Mr Gruebel told shareholders the outlook remains cautious
Switzerland's biggest bank, UBS, has said it will seek to cut costs by shedding 8,700 jobs by next year.
The news came as the bank announced it had lost about 2bn Swiss francs ($1.75bn; £1.2bn) in the first three months of 2009.
UBS has been one of the biggest banks hit by exposure to the sub-prime loans crisis in the US and ensuing turmoil.
"Unfortunately I am not able, as yet, to offer you any good news," said chief executive Oswald Gruebel.
Later on Wednesday, the Swiss President told the BBC that the former UBS management had taken too many risks, but that he was confident the new team would restore the bank's reputation as the backbone of Swiss financing.
UBS has recently replaced both its chairman and chief executive.
Mr Gruebel painted a bleak picture of the short-term outlook for the bank to the assembled shareholders.
"I am forced to present you with another round of unsatisfactory performance figures and to announce further drastic measures," he told nearly 5,000 UBS investors attending the bank's annual shareholder meeting.
"Our outlook remains cautious and we face many uncertainties. We have to prepare ourselves for this, even though we are entitled to be very optimistic about the longer-term prospects for our bank," he said.
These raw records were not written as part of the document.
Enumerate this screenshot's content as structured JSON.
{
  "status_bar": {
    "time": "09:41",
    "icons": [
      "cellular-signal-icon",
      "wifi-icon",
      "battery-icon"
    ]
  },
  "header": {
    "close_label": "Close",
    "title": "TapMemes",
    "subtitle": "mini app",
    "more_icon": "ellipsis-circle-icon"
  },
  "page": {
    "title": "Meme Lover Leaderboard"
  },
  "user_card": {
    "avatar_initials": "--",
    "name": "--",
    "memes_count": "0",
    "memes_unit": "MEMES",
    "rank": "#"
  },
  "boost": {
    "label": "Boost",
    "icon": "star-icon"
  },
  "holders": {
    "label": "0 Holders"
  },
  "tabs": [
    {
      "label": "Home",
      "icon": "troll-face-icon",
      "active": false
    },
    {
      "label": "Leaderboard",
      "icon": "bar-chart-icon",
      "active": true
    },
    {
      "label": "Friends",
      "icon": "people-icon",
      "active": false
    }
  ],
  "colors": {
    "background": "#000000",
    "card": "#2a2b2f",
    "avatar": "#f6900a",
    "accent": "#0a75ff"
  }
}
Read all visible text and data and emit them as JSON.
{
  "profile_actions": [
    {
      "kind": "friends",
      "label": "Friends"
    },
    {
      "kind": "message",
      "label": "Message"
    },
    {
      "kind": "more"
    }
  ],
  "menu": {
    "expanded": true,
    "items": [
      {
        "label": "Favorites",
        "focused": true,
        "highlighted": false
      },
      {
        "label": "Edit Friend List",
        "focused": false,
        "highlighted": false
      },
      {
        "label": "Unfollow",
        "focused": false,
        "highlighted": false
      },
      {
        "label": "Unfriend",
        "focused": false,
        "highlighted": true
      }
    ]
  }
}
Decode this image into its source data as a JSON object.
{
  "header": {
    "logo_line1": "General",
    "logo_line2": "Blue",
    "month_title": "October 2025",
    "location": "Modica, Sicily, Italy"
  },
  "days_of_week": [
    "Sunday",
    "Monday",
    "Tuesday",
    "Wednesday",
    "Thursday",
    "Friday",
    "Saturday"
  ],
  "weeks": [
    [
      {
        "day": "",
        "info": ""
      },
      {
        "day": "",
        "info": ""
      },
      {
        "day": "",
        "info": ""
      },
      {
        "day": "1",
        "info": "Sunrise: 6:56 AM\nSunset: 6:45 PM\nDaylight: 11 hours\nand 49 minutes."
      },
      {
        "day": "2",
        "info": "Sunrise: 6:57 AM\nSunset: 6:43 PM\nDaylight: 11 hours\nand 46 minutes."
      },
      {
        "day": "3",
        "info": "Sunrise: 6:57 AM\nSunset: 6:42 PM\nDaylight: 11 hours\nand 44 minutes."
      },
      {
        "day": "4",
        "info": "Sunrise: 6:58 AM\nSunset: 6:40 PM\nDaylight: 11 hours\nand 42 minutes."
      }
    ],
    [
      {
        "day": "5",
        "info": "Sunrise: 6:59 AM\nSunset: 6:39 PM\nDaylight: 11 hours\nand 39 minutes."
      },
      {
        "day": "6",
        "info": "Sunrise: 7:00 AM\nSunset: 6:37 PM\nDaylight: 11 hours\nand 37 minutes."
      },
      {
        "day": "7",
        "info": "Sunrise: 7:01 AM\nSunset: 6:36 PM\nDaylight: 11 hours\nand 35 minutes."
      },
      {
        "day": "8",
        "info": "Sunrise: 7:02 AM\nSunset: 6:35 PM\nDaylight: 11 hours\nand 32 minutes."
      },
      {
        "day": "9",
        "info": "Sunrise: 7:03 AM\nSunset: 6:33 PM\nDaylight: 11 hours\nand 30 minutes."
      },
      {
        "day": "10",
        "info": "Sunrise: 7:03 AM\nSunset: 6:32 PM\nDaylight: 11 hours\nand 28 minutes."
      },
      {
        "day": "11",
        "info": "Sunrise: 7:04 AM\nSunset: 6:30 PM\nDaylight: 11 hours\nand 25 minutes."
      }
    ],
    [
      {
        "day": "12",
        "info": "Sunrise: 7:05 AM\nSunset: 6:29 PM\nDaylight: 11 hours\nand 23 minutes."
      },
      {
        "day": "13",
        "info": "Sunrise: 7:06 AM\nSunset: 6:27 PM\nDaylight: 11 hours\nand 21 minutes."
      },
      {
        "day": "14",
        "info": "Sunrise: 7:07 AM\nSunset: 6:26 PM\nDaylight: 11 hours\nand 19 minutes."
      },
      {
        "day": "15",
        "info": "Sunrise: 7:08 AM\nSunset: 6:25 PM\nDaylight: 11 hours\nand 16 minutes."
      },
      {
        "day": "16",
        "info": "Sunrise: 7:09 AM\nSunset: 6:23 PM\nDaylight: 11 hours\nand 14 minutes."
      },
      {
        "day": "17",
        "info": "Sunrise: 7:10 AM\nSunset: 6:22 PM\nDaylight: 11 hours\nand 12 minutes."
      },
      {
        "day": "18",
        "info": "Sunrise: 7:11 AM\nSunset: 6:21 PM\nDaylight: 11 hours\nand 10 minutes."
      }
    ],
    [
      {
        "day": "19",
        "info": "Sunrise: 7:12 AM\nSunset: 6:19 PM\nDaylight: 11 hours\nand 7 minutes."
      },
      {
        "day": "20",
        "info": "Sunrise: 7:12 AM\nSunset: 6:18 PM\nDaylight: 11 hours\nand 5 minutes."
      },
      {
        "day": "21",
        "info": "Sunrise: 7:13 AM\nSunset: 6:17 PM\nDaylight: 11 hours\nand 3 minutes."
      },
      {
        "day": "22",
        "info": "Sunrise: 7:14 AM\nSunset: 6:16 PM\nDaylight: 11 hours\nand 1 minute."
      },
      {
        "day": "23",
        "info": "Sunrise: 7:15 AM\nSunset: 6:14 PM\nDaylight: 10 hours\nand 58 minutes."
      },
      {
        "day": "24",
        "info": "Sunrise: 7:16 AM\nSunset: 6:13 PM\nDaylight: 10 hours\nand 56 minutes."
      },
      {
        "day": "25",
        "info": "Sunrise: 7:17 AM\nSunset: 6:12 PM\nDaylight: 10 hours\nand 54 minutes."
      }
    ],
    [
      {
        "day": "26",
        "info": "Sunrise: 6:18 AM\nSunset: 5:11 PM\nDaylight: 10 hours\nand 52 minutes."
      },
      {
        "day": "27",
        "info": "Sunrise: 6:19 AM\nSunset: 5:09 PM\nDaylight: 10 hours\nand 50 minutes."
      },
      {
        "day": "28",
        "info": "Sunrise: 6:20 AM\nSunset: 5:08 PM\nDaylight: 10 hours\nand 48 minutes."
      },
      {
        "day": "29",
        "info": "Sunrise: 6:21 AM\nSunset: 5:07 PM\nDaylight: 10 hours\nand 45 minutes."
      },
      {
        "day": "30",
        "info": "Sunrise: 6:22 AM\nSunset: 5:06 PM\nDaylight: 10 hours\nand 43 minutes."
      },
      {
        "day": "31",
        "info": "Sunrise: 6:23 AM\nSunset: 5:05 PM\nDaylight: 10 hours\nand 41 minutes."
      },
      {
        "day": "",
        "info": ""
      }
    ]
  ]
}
The bank, which is also being investigated by the US authorities over alleged fraud and tax evasion involving US citizens, said major job cuts were unfortunately unavoidable.
The bank, which employed 76,200 people at the end of March, expects to reduce the number of its employees to about 67,500 in 2010.
The bank is hoping to make savings of 4bn Swiss francs and said the job cuts were "unfortunately unavoidable".
UBS said it would shed 2,500 jobs in Switzerland and thousands in the US, but did not say how many may be lost in the UK, where it employs 7,000 people.
The job cuts come on top of thousands previously announced and mean UBS will have reduced its staff levels by more than 16,000 jobs, or have shed almost one-fifth from its workforce of 83,800 of a year ago.
UBS also said that it had seen 7bn Swiss francs of business customers' money leave the bank during the first quarter.
Shareholders will vote later at their meeting on the appointment of former Swiss Finance Minister Kaspar Villiger to replace Peter Kurer as chairman after just one year in the job.
The world financial downturn has already forced UBS to make about $50bn in write-downs and to announce 11,000 job cuts since the middle of 2007.
In late 2008, it transferred billions in toxic debts to a fund owned by the Swiss National Bank to take them off its balance sheet.
Meanwhile, the bank remains embroiled in talks with the US authorities over tax issues.
In February, UBS agreed to pay $780m (£525m) to the US government to settle allegations that it had defrauded US tax authorities.